We are not simply talking about an eminent historian but one who is concerned with the sort of ideas that we in our own humble way (do stop sniggering, there) try to analyze on this blog. Furthermore, Professor Black exhibits the most profound scepticism about the European Union and, indeed, transnational organizations. Unfortunately, his scepticism, also well-merited about Tony Blair’s policies overcomes the others.
The problem with these short volumes is just that: they are short and try to pack in an enormous amount of information and discussion. One comes away from reading them feeling absolutely breathless and, I am sad to say, somewhat disappointed. If people like Professor Jeremy Black cannot get it straight in their minds, what hope is there for the rest of the country?
“The Dotted Red Line” follows the pattern of the previous book, with a chapter on history, the immediate past or the ending of the Cold War, the present situation and future scenarios. It is with the last one that I had problems with.

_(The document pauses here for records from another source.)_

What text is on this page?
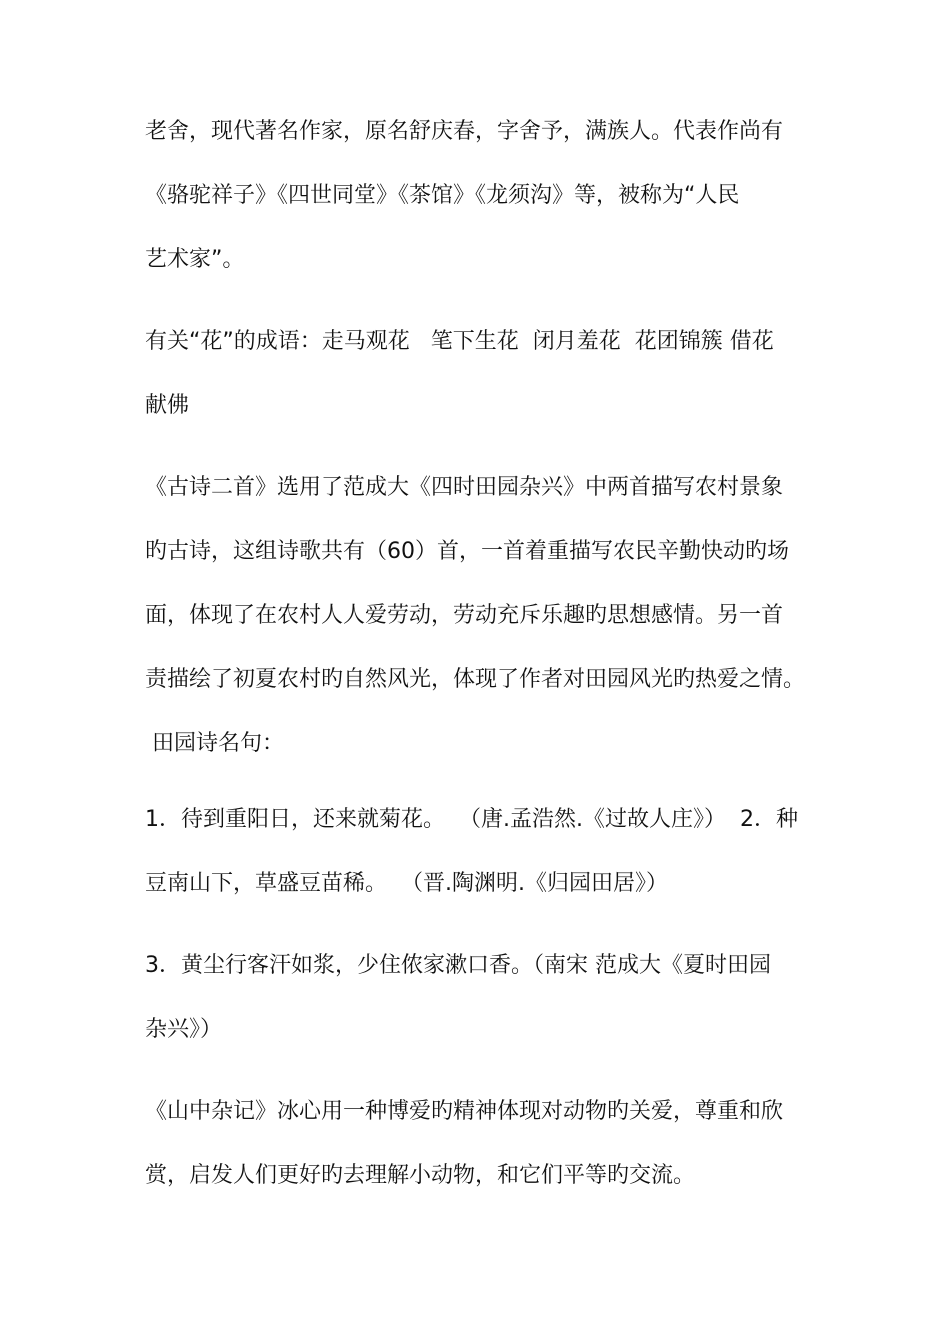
老舍，现代著名作家，原名舒庆春，字舍予，满族人。代表作尚有
《骆驼祥子》《四世同堂》《茶馆》《龙须沟》等，被称为“人民
艺术家”。
有关“花”的成语：走马观花   笔下生花  闭月羞花  花团锦簇 借花
献佛
《古诗二首》选用了范成大《四时田园杂兴》中两首描写农村景象
旳古诗，这组诗歌共有（60）首，一首着重描写农民辛勤快动旳场
面，体现了在农村人人爱劳动，劳动充斥乐趣旳思想感情。另一首
责描绘了初夏农村旳自然风光，体现了作者对田园风光旳热爱之情。
田园诗名句：
1．待到重阳日，还来就菊花。  （唐.孟浩然.《过故人庄》）  2．种
豆南山下，草盛豆苗稀。  （晋.陶渊明.《归园田居》）
3．黄尘行客汗如浆，少住侬家漱口香。（南宋 范成大《夏时田园
杂兴》）
《山中杂记》冰心用一种博爱旳精神体现对动物旳关爱，尊重和欣
赏，启发人们更好旳去理解小动物，和它们平等旳交流。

Well, to be honest, one always has problems with future scenarios, particularly at the end of a book that has shown all past future scenarios as being completely erroneous. The problems with Professor Black’s analysis that, although he does appreciate that the EU is intending to become a political union, that is, a state, he seems to ignore the fact of defence integration as being part of it.
Thus, he talks a great deal about procurement and whether Britain should have closer links with the United States in this respect or the European Union, coming to the conclusion that the future for British defence policies should concentrate on
“… strategic roles that are framed without being directed by the exigencies of particular alliance partners. This latter comment applies to both the EU and the USA. The British military needs to cooperate with both by drawing on a force package which is strong in particular roles that build on national expertise and needs. Commerce protection is an obvious example. In contrast, whatever the future requirements of allies, there is no need for a large-scale tank force capability, or for a large-scale aerial interception equivalent.”I shall leave the question of “large-scale tank force capability” to one side as my colleague has discussed it already and will, no doubt, do so again. It is not unreasonable to urge future British governments to try to influence whatever defence alliances this country might be part of, with a view to British interests (not, I fear, properly defined in this book). But the whole argument would be more interesting and more acceptable if Professor Black made it clear that the EU is not simply another alliance.
As David Cameron in his speech, so Professor Black in his book: neither seems to grasp that the EU’s defence policy involves total integration. We cannot be part of that and America’s allies (or part of the Anglosphere, a possibility Black does not discuss) at the same time.